Static analysis and simple CI

While I had some time to spend working on topplot, I wanted not only to improve the structure of the code, and add a couple of new features, but I wanted to also embed some good development practices.

To this end I'm using GitLab's CI system to run code formatting (Black) and static analysis tools (pylint, flake8, and mypy (not yet fully integrated)). This has turned out to be another immediate win: amongst a whole host of issues which the tools hold strong opinions on, running linters on the codebase unearthed a couple of hidden bugs.

After fixing the bugs and addressing most of the other issues, I've configured the linters to ignore certain classes of issue. Some, such as the warnings of missing documentation, I'm aware of, but don't want to focus on at this point - I'm writing documentation for new code elements, but documenting the existing codebase is a job of work in itself. Others issues I'm happy to permanently ignore - either they're not relevant to topplot, or most amusingly they clash with the opinions embedded in one of the other tools!

The codebase has benefitted from being reviewed in this manner, and the CI will help keep an eye on things from here on.

Rinse and Repeat

The above looks like a linear process, but during the refactoring, profiling / optimization, and static analysis phases, other refactoring possibilities jumped out at me.

For example, when modifying the figure level graphing code I found myself having to make the same change in several places - a classic indicator that there's an abstraction opportunity being missed. So now that section of the codebase is cleaner, with fewer lines of code and less scope to introduce mistakes. Adding the same feature to a different figure was a snap, and if a new figure is ever to be added, it's much clearer how this is to be done.

There's also the fresh eyes effect of coming back to the code after working on other projects - "why on earth did I do that when it's obvious it should be done like this?" :)

Issue tracking

I've also started making use of another GitLab facility: Issue tracking. This isn't rocket science, but as an aid to work flow, even on a small project, it is a boon. When an idea occurs as I'm working, I can quickly raise an issue so that I don't forget it, but then get straight back to the matter at hand.

What's next?

Tests

With the data parsing code refactored in to discrete functions, I'd like to get unit tests implemented for that part of the codebase. (Automated CI testing the GUI is a more complicated proposition!)

However, parsing straight to Pandas dataframes will significantly disrupt the programme's implementation, so adding unit tests before that work is at least under way doesn't make any sense.

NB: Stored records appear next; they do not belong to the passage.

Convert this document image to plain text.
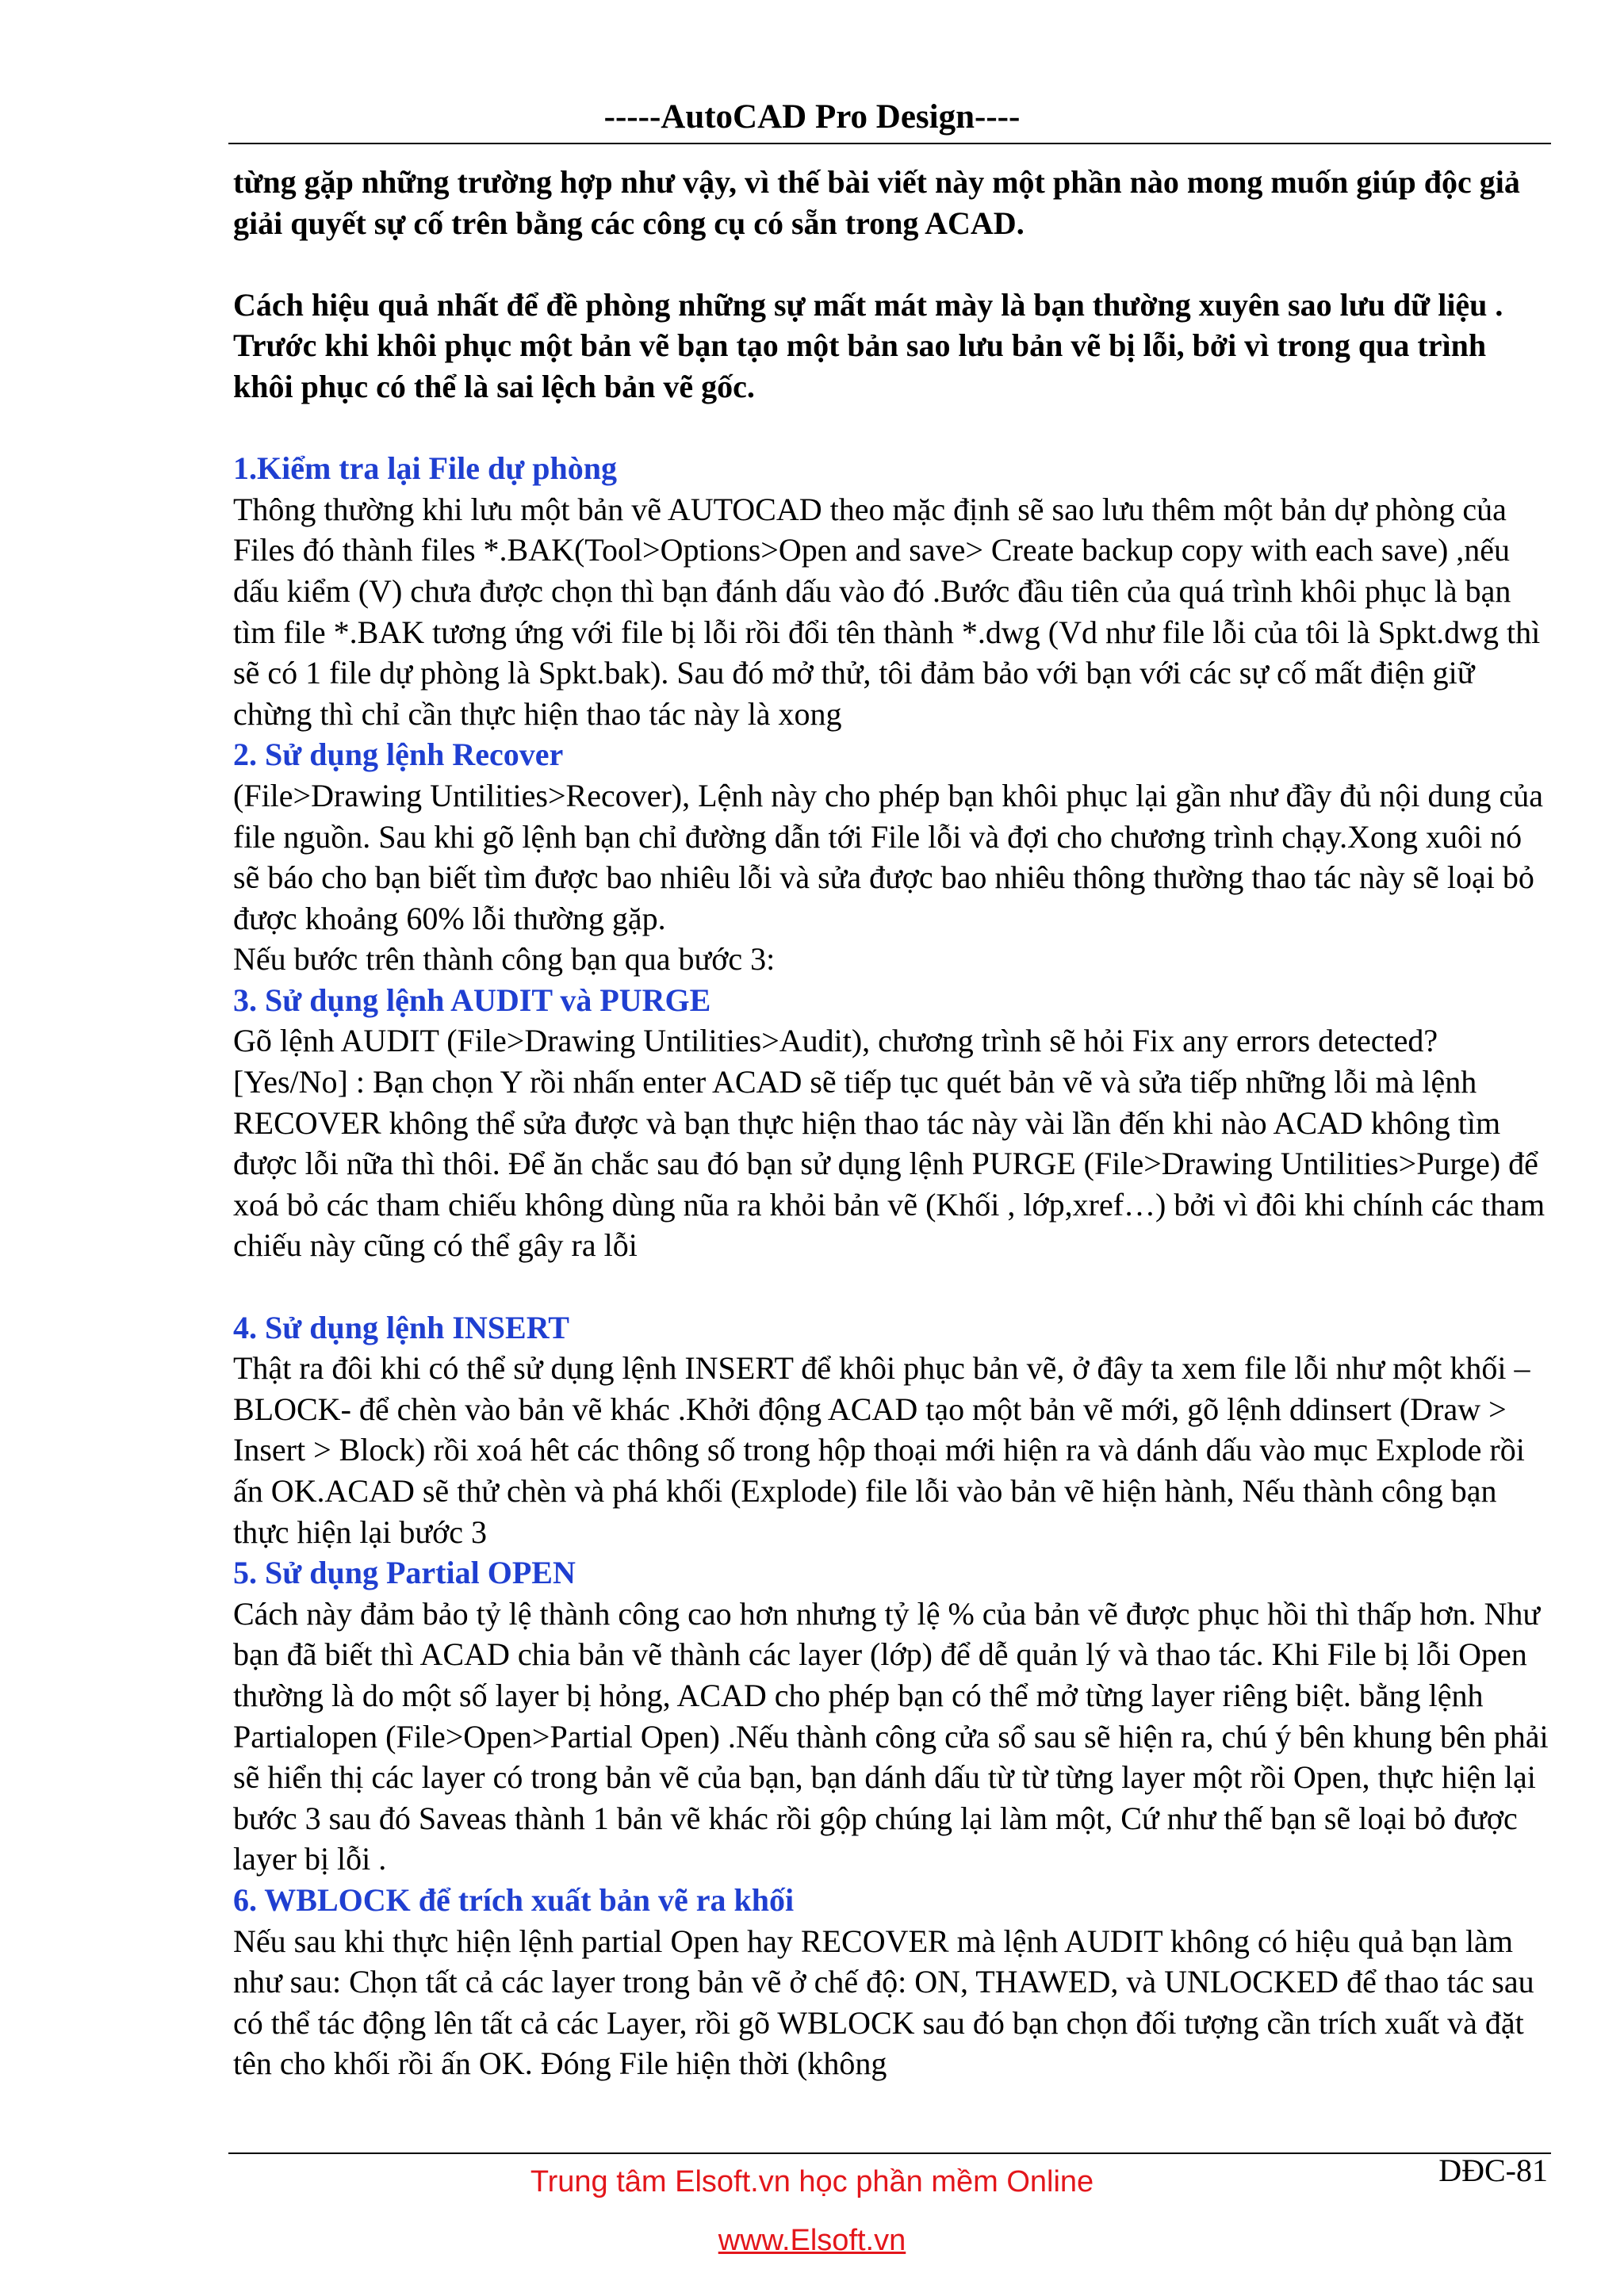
-----AutoCAD Pro Design----

từng gặp những trường hợp như vậy, vì thế bài viết này một phần nào mong muốn giúp độc giả giải quyết sự cố trên bằng các công cụ có sẵn trong ACAD.

Cách hiệu quả nhất để đề phòng những sự mất mát mày là bạn thường xuyên sao lưu dữ liệu . Trước khi khôi phục một bản vẽ bạn tạo một bản sao lưu bản vẽ bị lỗi, bởi vì trong qua trình khôi phục có thể là sai lệch bản vẽ gốc.

1.Kiểm tra lại File dự phòng

Thông thường khi lưu một bản vẽ AUTOCAD theo mặc định sẽ sao lưu thêm một bản dự phòng của Files đó thành files *.BAK(Tool>Options>Open and save> Create backup copy with each save) ,nếu dấu kiểm (V) chưa được chọn thì bạn đánh dấu vào đó .Bước đầu tiên của quá trình khôi phục là bạn tìm file *.BAK tương ứng với file bị lỗi rồi đổi tên thành *.dwg (Vd như file lỗi của tôi là Spkt.dwg thì sẽ có 1 file dự phòng là Spkt.bak). Sau đó mở thử, tôi đảm bảo với bạn với các sự cố mất điện giữ chừng thì chỉ cần thực hiện thao tác này là xong

2. Sử dụng lệnh Recover

(File>Drawing Untilities>Recover), Lệnh này cho phép bạn khôi phục lại gần như đầy đủ nội dung của file nguồn. Sau khi gõ lệnh bạn chỉ đường dẫn tới File lỗi và đợi cho chương trình chạy.Xong xuôi nó sẽ báo cho bạn biết tìm được bao nhiêu lỗi và sửa được bao nhiêu thông thường thao tác này sẽ loại bỏ được khoảng 60% lỗi thường gặp.

Nếu bước trên thành công bạn qua bước 3:

3. Sử dụng lệnh AUDIT và PURGE

Gõ lệnh AUDIT (File>Drawing Untilities>Audit), chương trình sẽ hỏi Fix any errors detected? [Yes/No] : Bạn chọn Y rồi nhấn enter ACAD sẽ tiếp tục quét bản vẽ và sửa tiếp những lỗi mà lệnh RECOVER không thể sửa được và bạn thực hiện thao tác này vài lần đến khi nào ACAD không tìm được lỗi nữa thì thôi. Để ăn chắc sau đó bạn sử dụng lệnh PURGE (File>Drawing Untilities>Purge) để xoá bỏ các tham chiếu không dùng nũa ra khỏi bản vẽ (Khối , lớp,xref…) bởi vì đôi khi chính các tham chiếu này cũng có thể gây ra lỗi

4. Sử dụng lệnh INSERT

Thật ra đôi khi có thể sử dụng lệnh INSERT để khôi phục bản vẽ, ở đây ta xem file lỗi như một khối – BLOCK- để chèn vào bản vẽ khác .Khởi động ACAD tạo một bản vẽ mới, gõ lệnh ddinsert (Draw > Insert > Block) rồi xoá hêt các thông số trong hộp thoại mới hiện ra và dánh dấu vào mục Explode rồi ấn OK.ACAD sẽ thử chèn và phá khối (Explode) file lỗi vào bản vẽ hiện hành, Nếu thành công bạn thực hiện lại bước 3

5. Sử dụng Partial OPEN

Cách này đảm bảo tỷ lệ thành công cao hơn nhưng tỷ lệ % của bản vẽ được phục hồi thì thấp hơn. Như bạn đã biết thì ACAD chia bản vẽ thành các layer (lớp) để dễ quản lý và thao tác. Khi File bị lỗi Open thường là do một số layer bị hỏng, ACAD cho phép bạn có thể mở từng layer riêng biệt. bằng lệnh Partialopen (File>Open>Partial Open) .Nếu thành công cửa sổ sau sẽ hiện ra, chú ý bên khung bên phải sẽ hiển thị các layer có trong bản vẽ của bạn, bạn dánh dấu từ từ từng layer một rồi Open, thực hiện lại bước 3 sau đó Saveas thành 1 bản vẽ khác rồi gộp chúng lại làm một, Cứ như thế bạn sẽ loại bỏ được layer bị lỗi .

6. WBLOCK để trích xuất bản vẽ ra khối

Nếu sau khi thực hiện lệnh partial Open hay RECOVER mà lệnh AUDIT không có hiệu quả bạn làm như sau: Chọn tất cả các layer trong bản vẽ ở chế độ: ON, THAWED, và UNLOCKED để thao tác sau có thể tác động lên tất cả các Layer, rồi gõ WBLOCK sau đó bạn chọn đối tượng cần trích xuất và đặt tên cho khối rồi ấn OK. Đóng File hiện thời (không

Trung tâm Elsoft.vn học phần mềm Online	DĐC-81
www.Elsoft.vn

A recent bug would've been caught by running the code against all of the top log files I've accumulated. I've now modified the Makefile used to build and upload the binaries sent to PyPi so that it can check that the top logs are all handled safely. Some of these log files are from a customer, and can't be commit to the repo, so another task will be to generate valid test cases which can be committed.

Android (Toybox/Busybox)

I'd like to have toplot handle the version of top used on Android. This is provided by the Busybox fork, Toybox. I know that Toybox's top doesn't emit a timestamp, and I'd guess that Busybox's top is similar or the same. This means that topplot will have to fake a timestamp on their behalf. Whilst this work is reasonably urgent, it's best left until after the parsing changes are implemented.

Interactive querying

Currently the user has to specify which processes are of interest, and other such parameters, on the commandline. When the data is parsed to Pandas dataframes, the querying can happen at a much later point, and since the full dataset can be retained, requerying becomes a possibility.